その考え方が、観光・地域振興に関わる方から見ても一つの特徴として受け取っていただけたことは、今後の活動を考える上で一つの指針になりました。
一方で、地域についてのお話の中では、伝統工芸品の後継者がいないことや、昔から続いている地域の食堂がなくなれば、その店の味も失われてしまうことなど、地域の中で感じている危機感についても伺いました。
こうした話を聞いて、改めて「今のうちに記録しておく」ということの意味を考えさせられました。
建物や商品だけなら写真に残すことができます。
しかし、そこで働いてきた人の記憶や、代々受け継がれてきた技術、地域の人が知っている話、その店でしか味わえないものなどは、担い手がいなくなれば一緒に失われてしまう可能性があります。
だからこそ、この活動では「何があるか」だけではなく、
「誰が、どのように関わってきたのか」「そこにはどんな時間が流れてきたのか」
という部分にも目を向けていきたいと思っています。
また、個人で活動する場合は、必ずしも行政を通して地域へ入る必要はなく、自分自身で取材先を探して交渉していくこともできるというお話も伺いました。

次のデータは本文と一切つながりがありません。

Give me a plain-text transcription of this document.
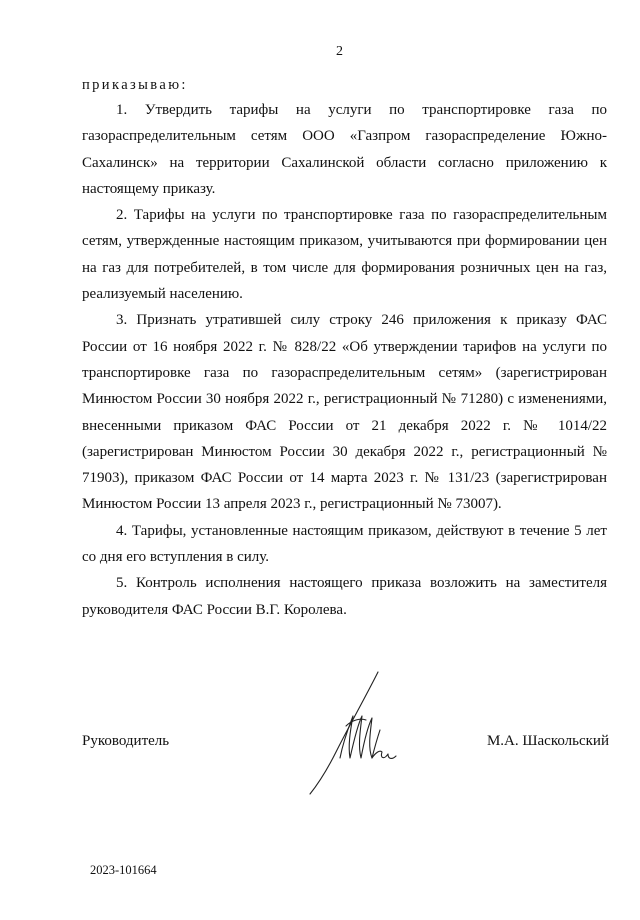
2
приказываю:

1. Утвердить тарифы на услуги по транспортировке газа по газораспределительным сетям ООО «Газпром газораспределение Южно-Сахалинск» на территории Сахалинской области согласно приложению к настоящему приказу.

2. Тарифы на услуги по транспортировке газа по газораспределительным сетям, утвержденные настоящим приказом, учитываются при формировании цен на газ для потребителей, в том числе для формирования розничных цен на газ, реализуемый населению.

3. Признать утратившей силу строку 246 приложения к приказу ФАС России от 16 ноября 2022 г. № 828/22 «Об утверждении тарифов на услуги по транспортировке газа по газораспределительным сетям» (зарегистрирован Минюстом России 30 ноября 2022 г., регистрационный № 71280) с изменениями, внесенными приказом ФАС России от 21 декабря 2022 г. № 1014/22 (зарегистрирован Минюстом России 30 декабря 2022 г., регистрационный № 71903), приказом ФАС России от 14 марта 2023 г. № 131/23 (зарегистрирован Минюстом России 13 апреля 2023 г., регистрационный № 73007).

4. Тарифы, установленные настоящим приказом, действуют в течение 5 лет со дня его вступления в силу.

5. Контроль исполнения настоящего приказа возложить на заместителя руководителя ФАС России В.Г. Королева.

Руководитель	М.А. Шаскольский
2023-101664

もちろん、活動を始めたばかりで実績がない段階では、取材をお願いすること自体が難しい場合もあるとのこと。
これは今後、自分自身が経験を積みながら乗り越えていく部分だと思っています。
その一方で、県などが運営している情報サイトも取材先を探す際の参考になると教えていただき、今後の活動につながる具体的な情報も得ることができました。
発信についても、SNSやブログなどを活用し、国内だけではなく海外へ向けて発信していく方法もあるのではないかというお話をいただきました。
そして、今後活動を進める中で何かあれば、また相談してもよいとのお言葉もいただきました。
今回の面談を通して、プロジェクトの方向性について外部からの視点をいただけただけでなく、実際に地域へ入って活動していくための方法についても具体的に考えることができました。
まだ車両も決まっておらず、活動も始まったばかりです。
それでも、こうして一つずつ情報を集め、実際に人と話し、準備を進めていくこと自体が、このプロジェクトの現在の記録になっていくのだと思います。
まだ何者でもない今だからこそ残せる記録もある。
今回の面談も、その一つとして記録しておきたいと思います。
これからも、実際に人と話し、現地へ行き、見て、聞いて、調べて、記録して、発信する。
少しずつですが、活動を具体的な形にしていきたいと思います。